Sans doute jamais plus vous n'entrerez dans une BD par les narines de son héroïne...
Cette première oeuvre d'une Canadienne expatriée à Bruxelles a d'abord été publiée en anglais. Sa traduction en français a ceci de merveilleux qu'elle marque l'alternance entre néerlandais et français par des lettrages différents. Une démarche rare qui témoigne déjà, pour l'héroïne, de la complexité d'exister dans un monde où on se parle sans se comprendre.
Passé ce détail, on appréciera le graphisme, très nettement inspiré de la BD indé américaine (on pense à Burns et à ses traits épais, aux monstres d'
Emil Ferris ou à cette façon très
Chris Ware de découper une planche en plusieurs temps dans un seul et même dessin) bien plus que des figures tutélaires franco-belges. Tant mieux, tant mieux: ça fait respirer.

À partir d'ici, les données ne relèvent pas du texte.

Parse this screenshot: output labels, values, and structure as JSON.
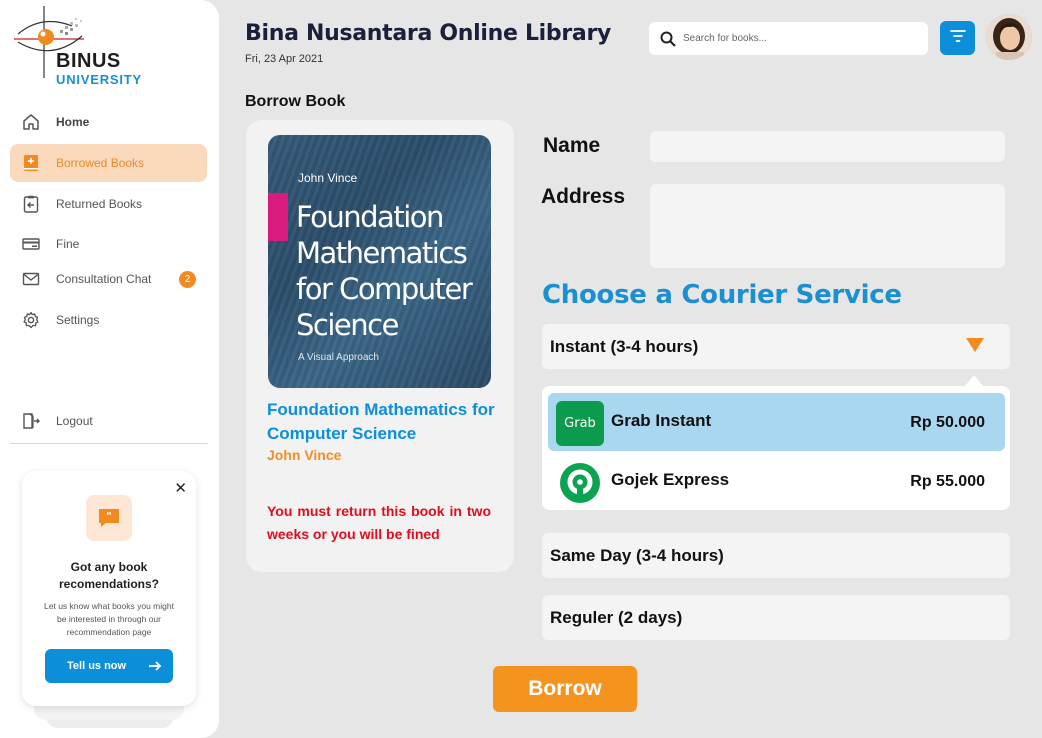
{
  "brand": {
    "line1": "BINUS",
    "line2": "UNIVERSITY"
  },
  "header": {
    "title": "Bina Nusantara Online Library",
    "date": "Fri, 23 Apr 2021",
    "search_placeholder": "Search for books..."
  },
  "sidebar": {
    "items": [
      {
        "label": "Home",
        "icon": "home-icon"
      },
      {
        "label": "Borrowed Books",
        "icon": "borrowed-book-icon",
        "active": true
      },
      {
        "label": "Returned Books",
        "icon": "returned-book-icon"
      },
      {
        "label": "Fine",
        "icon": "fine-card-icon"
      },
      {
        "label": "Consultation Chat",
        "icon": "mail-icon",
        "badge": "2"
      },
      {
        "label": "Settings",
        "icon": "gear-icon"
      }
    ],
    "logout": "Logout"
  },
  "promo": {
    "title": "Got any book recomendations?",
    "description": "Let us know what books you might be interested in through our recommendation page",
    "button": "Tell us now"
  },
  "page": {
    "section_title": "Borrow Book"
  },
  "book": {
    "cover_author": "John Vince",
    "cover_title": "Foundation Mathematics for Computer Science",
    "cover_subtitle": "A Visual Approach",
    "title": "Foundation Mathematics for Computer Science",
    "author": "John Vince",
    "warning": "You must return this book in two weeks or you will be fined"
  },
  "form": {
    "name_label": "Name",
    "name_value": "",
    "address_label": "Address",
    "address_value": "",
    "courier_title": "Choose a Courier Service",
    "services": [
      {
        "label": "Instant (3-4 hours)",
        "expanded": true
      },
      {
        "label": "Same Day (3-4 hours)"
      },
      {
        "label": "Reguler (2 days)"
      }
    ],
    "options": [
      {
        "name": "Grab Instant",
        "price": "Rp 50.000",
        "logo_text": "Grab",
        "selected": true
      },
      {
        "name": "Gojek Express",
        "price": "Rp 55.000",
        "selected": false
      }
    ],
    "submit": "Borrow"
  },
  "colors": {
    "accent_blue": "#0c8ed9",
    "accent_orange": "#f5931f",
    "warning_red": "#e40c1c",
    "selected_bg": "#a9d7f0",
    "grab_green": "#0c9a4c",
    "gojek_green": "#0aa34f"
  }
}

Y a aussi du Bruxelles underground dans ces pages, mis-en-scène à travers les errances des personnages. Quand on (re)connaît rues, ponts, quartiers, c'est jouissif.

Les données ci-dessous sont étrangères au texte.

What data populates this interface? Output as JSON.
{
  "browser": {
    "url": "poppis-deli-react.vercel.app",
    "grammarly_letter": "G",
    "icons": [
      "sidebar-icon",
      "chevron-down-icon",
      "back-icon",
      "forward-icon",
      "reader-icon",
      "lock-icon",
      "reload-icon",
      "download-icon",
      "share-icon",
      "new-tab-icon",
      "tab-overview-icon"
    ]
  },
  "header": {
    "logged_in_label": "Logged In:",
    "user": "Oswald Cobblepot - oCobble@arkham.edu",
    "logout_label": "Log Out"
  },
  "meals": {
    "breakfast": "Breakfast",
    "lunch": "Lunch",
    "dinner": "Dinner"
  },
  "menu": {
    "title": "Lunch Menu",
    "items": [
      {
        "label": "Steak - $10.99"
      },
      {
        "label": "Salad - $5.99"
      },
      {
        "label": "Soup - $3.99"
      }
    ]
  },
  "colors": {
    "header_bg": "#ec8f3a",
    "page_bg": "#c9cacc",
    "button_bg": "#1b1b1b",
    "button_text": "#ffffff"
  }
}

Enfin, il y a les thèmes sociaux: homosexualité, déterminisme social, féminisme, capitalisme, anarchisme, euthanasie, quête de soi, révolte. C'est noir, c'est glauque, c'est sale. Dans ces pages, on vomit, on se came, on picole, on harcèle, on se mutile, on pisse le sang, on chiale, on meurt. Ça prend à la gorge. Et ni le fuchsia omniprésent ni le turquoise des flashbacks n'atténuent cette violence.
Globalement, ça se laisse lire. Il y a cependant ce bémol, inhérent à une première oeuvre: parfois, la logique narrative dérape, le fil du récit est trop ténu, on peine à suivre la trame et on se perd un peu. Légèrement. C'est toutefois sans heurt pour apprécier "
Morveuse". Une claque. Une dérouillée. Une noyade. On s'en sortira pas en se mouchant vite fait.